Of course, publishers also competed, and still do, on quality. As they should. I suspect that readers will never stop wanting their newspapers articles well sourced, well argued, and well written. Partisan readers will never stop wanting their news to make the good guys look good and the bad guys look bad. That’s all in the data.
The nature of digital information, however, changes the what information consumers will find high-quality. Now readers want much more: they want metadata. That’s what O’Reilly’s talking about. That’s what Reuters was thinking when it acquired ClearForest.
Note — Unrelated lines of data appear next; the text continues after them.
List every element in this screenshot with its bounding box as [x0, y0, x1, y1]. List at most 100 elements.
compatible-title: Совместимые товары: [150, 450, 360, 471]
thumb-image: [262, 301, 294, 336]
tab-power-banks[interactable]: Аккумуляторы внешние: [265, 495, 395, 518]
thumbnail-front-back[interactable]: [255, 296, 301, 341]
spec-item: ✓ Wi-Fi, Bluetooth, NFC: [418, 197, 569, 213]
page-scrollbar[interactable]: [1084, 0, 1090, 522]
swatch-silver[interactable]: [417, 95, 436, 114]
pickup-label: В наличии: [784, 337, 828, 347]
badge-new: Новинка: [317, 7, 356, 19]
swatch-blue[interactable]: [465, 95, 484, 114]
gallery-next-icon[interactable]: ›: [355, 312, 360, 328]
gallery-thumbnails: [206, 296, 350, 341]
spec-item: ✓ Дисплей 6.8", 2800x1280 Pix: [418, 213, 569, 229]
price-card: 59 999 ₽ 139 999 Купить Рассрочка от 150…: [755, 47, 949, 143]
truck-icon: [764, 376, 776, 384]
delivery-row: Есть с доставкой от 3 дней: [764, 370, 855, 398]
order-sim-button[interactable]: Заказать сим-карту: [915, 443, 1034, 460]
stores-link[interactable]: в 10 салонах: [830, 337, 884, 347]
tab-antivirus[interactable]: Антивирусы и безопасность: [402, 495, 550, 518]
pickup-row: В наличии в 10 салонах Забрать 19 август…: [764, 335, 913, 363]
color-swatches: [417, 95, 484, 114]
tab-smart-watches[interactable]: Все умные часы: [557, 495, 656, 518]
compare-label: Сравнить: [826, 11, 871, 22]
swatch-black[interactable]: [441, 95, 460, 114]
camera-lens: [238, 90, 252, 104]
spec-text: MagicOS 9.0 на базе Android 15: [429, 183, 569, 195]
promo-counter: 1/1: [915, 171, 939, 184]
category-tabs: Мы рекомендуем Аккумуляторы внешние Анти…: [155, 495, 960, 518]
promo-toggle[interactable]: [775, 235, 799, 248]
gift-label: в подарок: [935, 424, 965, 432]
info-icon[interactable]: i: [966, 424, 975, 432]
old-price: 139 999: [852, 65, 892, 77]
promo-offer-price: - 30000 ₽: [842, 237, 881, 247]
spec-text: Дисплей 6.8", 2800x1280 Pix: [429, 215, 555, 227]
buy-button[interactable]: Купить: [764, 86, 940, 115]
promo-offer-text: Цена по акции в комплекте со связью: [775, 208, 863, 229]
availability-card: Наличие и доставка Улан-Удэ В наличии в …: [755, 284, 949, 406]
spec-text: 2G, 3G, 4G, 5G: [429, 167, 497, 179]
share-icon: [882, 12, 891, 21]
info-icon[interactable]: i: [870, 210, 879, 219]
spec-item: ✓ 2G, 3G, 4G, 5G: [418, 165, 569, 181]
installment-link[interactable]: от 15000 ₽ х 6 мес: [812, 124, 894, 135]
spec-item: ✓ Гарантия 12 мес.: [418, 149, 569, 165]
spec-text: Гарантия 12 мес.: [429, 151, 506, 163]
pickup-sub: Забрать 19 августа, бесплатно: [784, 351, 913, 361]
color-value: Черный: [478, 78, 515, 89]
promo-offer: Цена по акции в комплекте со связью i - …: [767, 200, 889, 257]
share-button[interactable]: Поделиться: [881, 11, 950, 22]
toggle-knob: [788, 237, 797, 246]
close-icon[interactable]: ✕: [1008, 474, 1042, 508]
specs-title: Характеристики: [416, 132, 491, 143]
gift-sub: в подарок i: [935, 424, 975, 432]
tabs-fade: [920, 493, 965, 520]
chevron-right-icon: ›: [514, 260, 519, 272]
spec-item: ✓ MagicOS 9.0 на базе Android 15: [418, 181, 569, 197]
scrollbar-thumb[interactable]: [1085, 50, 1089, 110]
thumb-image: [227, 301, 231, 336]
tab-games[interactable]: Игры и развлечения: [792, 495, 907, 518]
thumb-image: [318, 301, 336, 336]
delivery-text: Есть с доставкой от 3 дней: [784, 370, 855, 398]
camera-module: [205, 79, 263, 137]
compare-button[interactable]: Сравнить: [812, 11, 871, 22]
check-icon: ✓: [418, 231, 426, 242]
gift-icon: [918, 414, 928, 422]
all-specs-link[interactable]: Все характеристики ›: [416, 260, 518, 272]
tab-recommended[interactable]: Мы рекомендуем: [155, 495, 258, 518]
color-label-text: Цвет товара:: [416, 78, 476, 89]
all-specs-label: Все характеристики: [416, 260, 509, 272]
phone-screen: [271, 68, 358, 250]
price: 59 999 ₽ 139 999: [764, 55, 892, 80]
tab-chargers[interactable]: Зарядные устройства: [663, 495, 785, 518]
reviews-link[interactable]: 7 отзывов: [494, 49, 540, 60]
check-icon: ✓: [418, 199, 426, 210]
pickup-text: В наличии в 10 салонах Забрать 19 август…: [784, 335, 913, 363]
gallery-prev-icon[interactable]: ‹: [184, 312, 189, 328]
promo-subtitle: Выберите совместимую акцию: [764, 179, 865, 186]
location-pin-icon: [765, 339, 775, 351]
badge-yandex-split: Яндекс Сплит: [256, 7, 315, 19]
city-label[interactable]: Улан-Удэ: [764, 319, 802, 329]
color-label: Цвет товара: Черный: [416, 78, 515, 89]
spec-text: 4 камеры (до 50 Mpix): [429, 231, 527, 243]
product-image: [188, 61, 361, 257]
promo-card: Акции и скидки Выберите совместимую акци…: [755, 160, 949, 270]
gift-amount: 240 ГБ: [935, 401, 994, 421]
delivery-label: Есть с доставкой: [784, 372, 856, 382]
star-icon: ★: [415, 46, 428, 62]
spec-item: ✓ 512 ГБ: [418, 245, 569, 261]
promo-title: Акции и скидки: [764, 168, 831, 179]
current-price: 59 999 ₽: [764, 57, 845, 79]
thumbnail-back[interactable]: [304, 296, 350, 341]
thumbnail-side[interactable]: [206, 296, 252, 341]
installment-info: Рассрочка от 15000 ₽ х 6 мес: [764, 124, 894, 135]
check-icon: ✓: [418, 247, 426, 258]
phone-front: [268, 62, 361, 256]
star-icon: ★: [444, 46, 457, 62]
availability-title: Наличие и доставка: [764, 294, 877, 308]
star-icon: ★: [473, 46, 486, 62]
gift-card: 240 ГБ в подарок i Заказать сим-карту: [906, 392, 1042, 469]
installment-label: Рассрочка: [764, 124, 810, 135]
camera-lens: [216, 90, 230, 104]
Readers won’t necessarily look at all the metadata the way they theoretically read an entire article. Instead readers might find the article because of its metadata, e.g., its issues, characters, organizations, or the neighborhood it was written about. Or they might find another article because it shares a given metadatum or because its set of metadata is similar. Or, another step out, they might find another reader who’s enjoyed lots of similar articles.
The point is that, if your newspaper has metadata that I can use, that is a reason for someone to buy (or look at the ad next to it).
Actually, it’s not that simple. The New York Times annotates its articles with a few tags hidden in the html, and almost no one pays any attention to those tags. Few would even if the tags were surfaced on the page. Blogs have had tags for years, and no one’s really using that metadata, however meager, to great effect.
When blogs do have systematic tags, the way I take advantage of them is by way of an unrelated web application, namely, Google Reader. I can, for instance, subscribe to the RSS feed on this page, which aggregates all the posts tagged “Semantic Web” across ZD Net’s family of blogs. Without RSS and Google Reader, the tags just aren’t that useful. The metadata tells me something, but RSS and a feed reader allow me to lump and split accordingly.
Google Reader allows consumers to process ZDNet’s metadata in “sophisticated ways.” Consumers can’t do it alone, and there’s real opportunity in building the tools to process the metadata.
Without the tools to process the metadata, the added information isn’t terribly useful. That’s why it’s big deal that Reuters has faith that, if it brings forth the metadata, someone will build an application that exploits them—or that slices and dices interestingly.
In fact, ClearForest already tried to entice developers with a contest in 2006. The winner was a web application called Optevi News Tracker, which isn’t very exciting to me for a number of reasons. Among them is that I don’t think it’s a good tool for exploiting metadata. I just don’t really get much more out the news, although that might change if it used more than MSNBC’s feed of news.
My gut tells me that what lies at the heart of News Tracker’s lackluster operation is that it just doesn’t do enough with its metadata. I can’t really put my finger on it, and I could be wrong. Am I? Or should I trust my gut?
So what is the killer metadata-driven news application going to look like? What metadata are important, and what are not? How do we want to interact with our metadata?